Alcuni modelli meteorologici stanno cominciando a lanciare segnali d’allarme. Pur non essendoci ancora un consenso unanime tra tutte le simulazioni, cresce il numero di proiezioni che indicano una possibile nuova avanzata dell’anticiclone africano. Se questo scenario dovesse concretizzarsi, le temperature potrebbero superare di nuovo i 45 °C, con effetti pesanti su salute, agricoltura e sistemi urbani.

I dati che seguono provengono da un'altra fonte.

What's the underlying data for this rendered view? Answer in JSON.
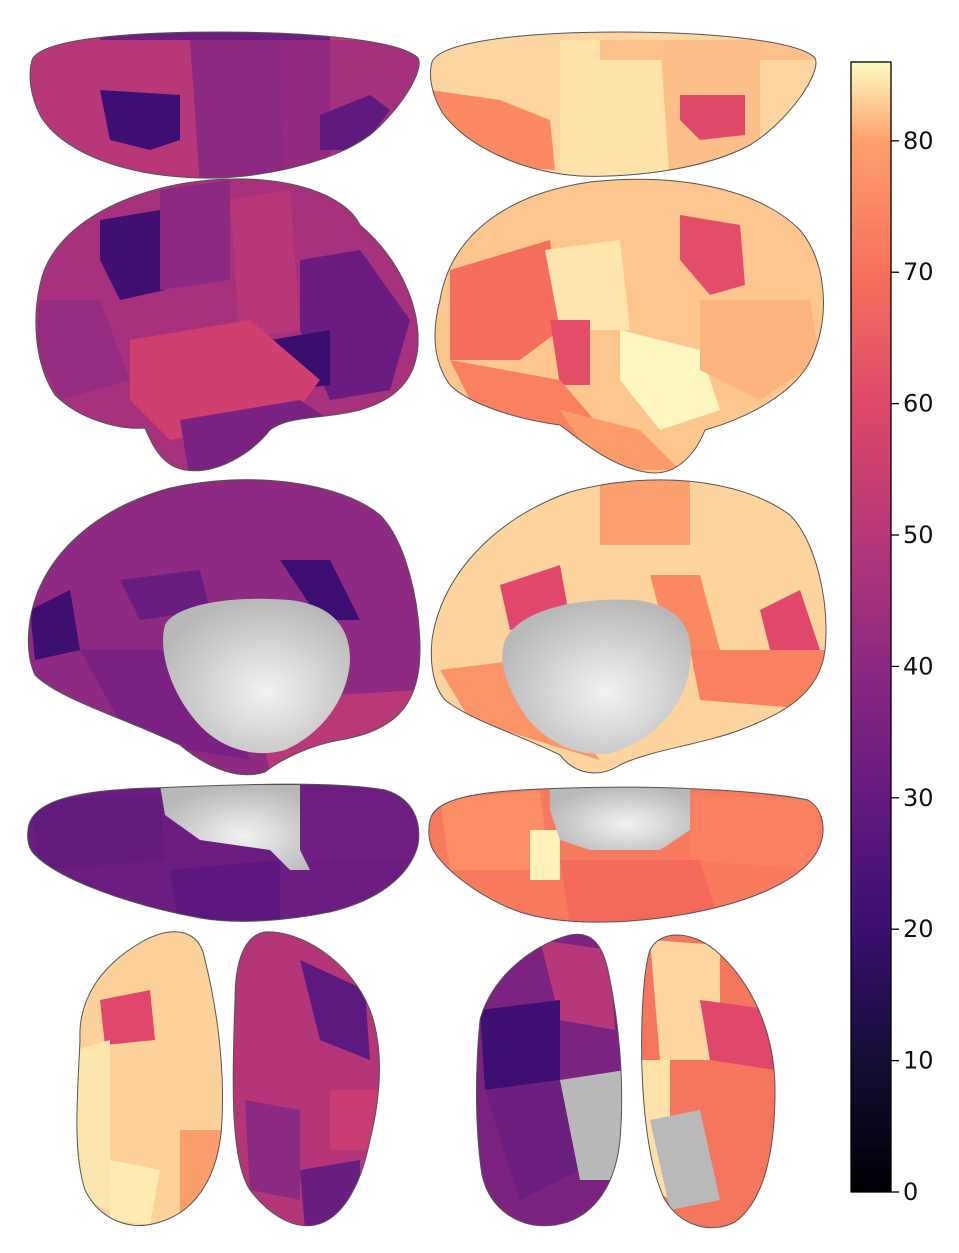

Già nelle prime fasi dell’estate, è probabile che questi picchi vengano almeno sfiorati. I modelli segnalano l’arrivo di isoterme di 30 °C a 1500 metri di quota in prossimità del Bacino del Mediterraneo, una condizione del tutto anomala per la regione e che potrebbe rappresentare un record climatico assoluto.

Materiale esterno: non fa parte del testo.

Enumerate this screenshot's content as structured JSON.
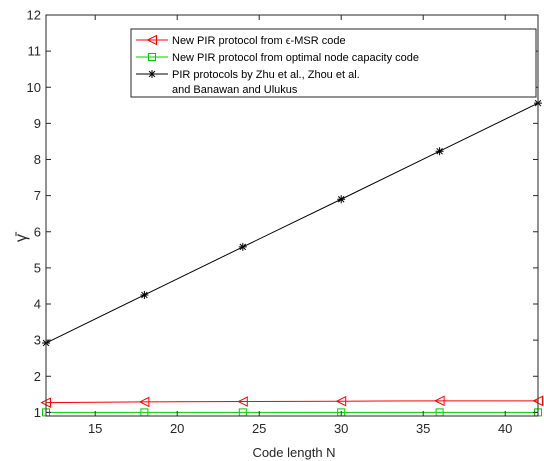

Tradotto al suolo, questo significa giornate con massime estremamente elevate, e un livello di rischio che va preso molto seriamente. Sebbene stiamo parlando ancora di ipotesi, la tendenza è chiara: quando l’anticiclone africano prende il controllo in piena estate, è raro che molli la presa facilmente.
C’è ancora la speranza che alcuni fattori possano rallentare o mitigare questa escalation termica. Al momento, ci sono debolezze nel sistema barico che potrebbero ritardare l’arrivo di condizioni così estreme almeno fino a LUGLIO, ma resta da vedere se queste resistenze atmosferiche sapranno tenere testa a una dinamica che si annuncia potente e persistente.

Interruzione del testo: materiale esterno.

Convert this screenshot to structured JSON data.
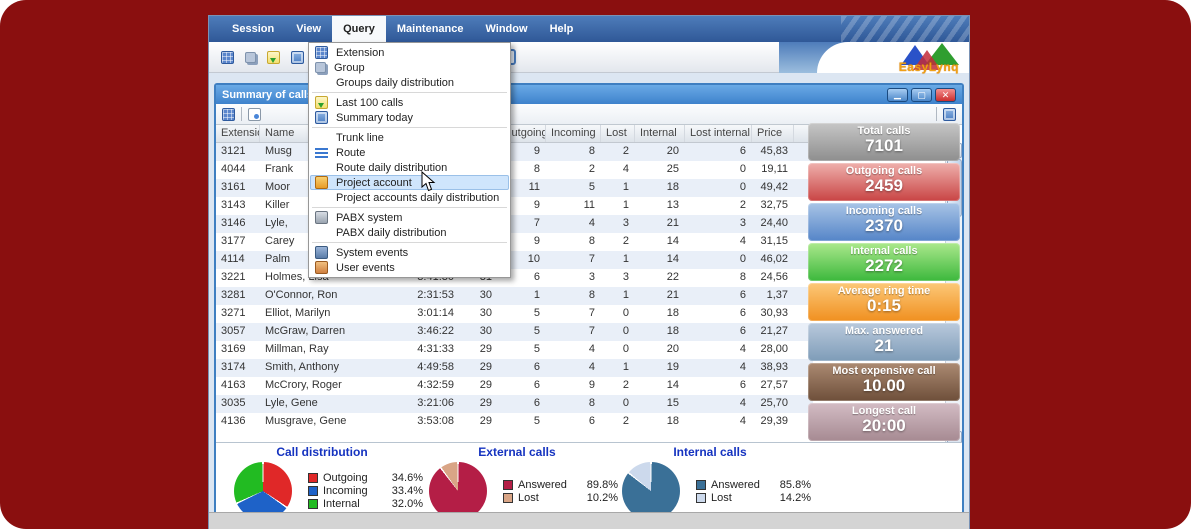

Le proiezioni più recenti, pubblicate da centri di ricerca come il Copernicus Climate Change Service e il NOAA Climate Prediction Center, stanno monitorando con crescente attenzione la situazione nel Mediterraneo, confermando una tendenza all’intensificazione dei fenomeni estremi, già rilevata negli ultimi anni.
Il meteo dei prossimi giorni sarà solo un assaggio: l’estate 2025 si prepara a lanciare un segnale forte, e purtroppo, a quanto pare, non sarà un segnale rassicurante.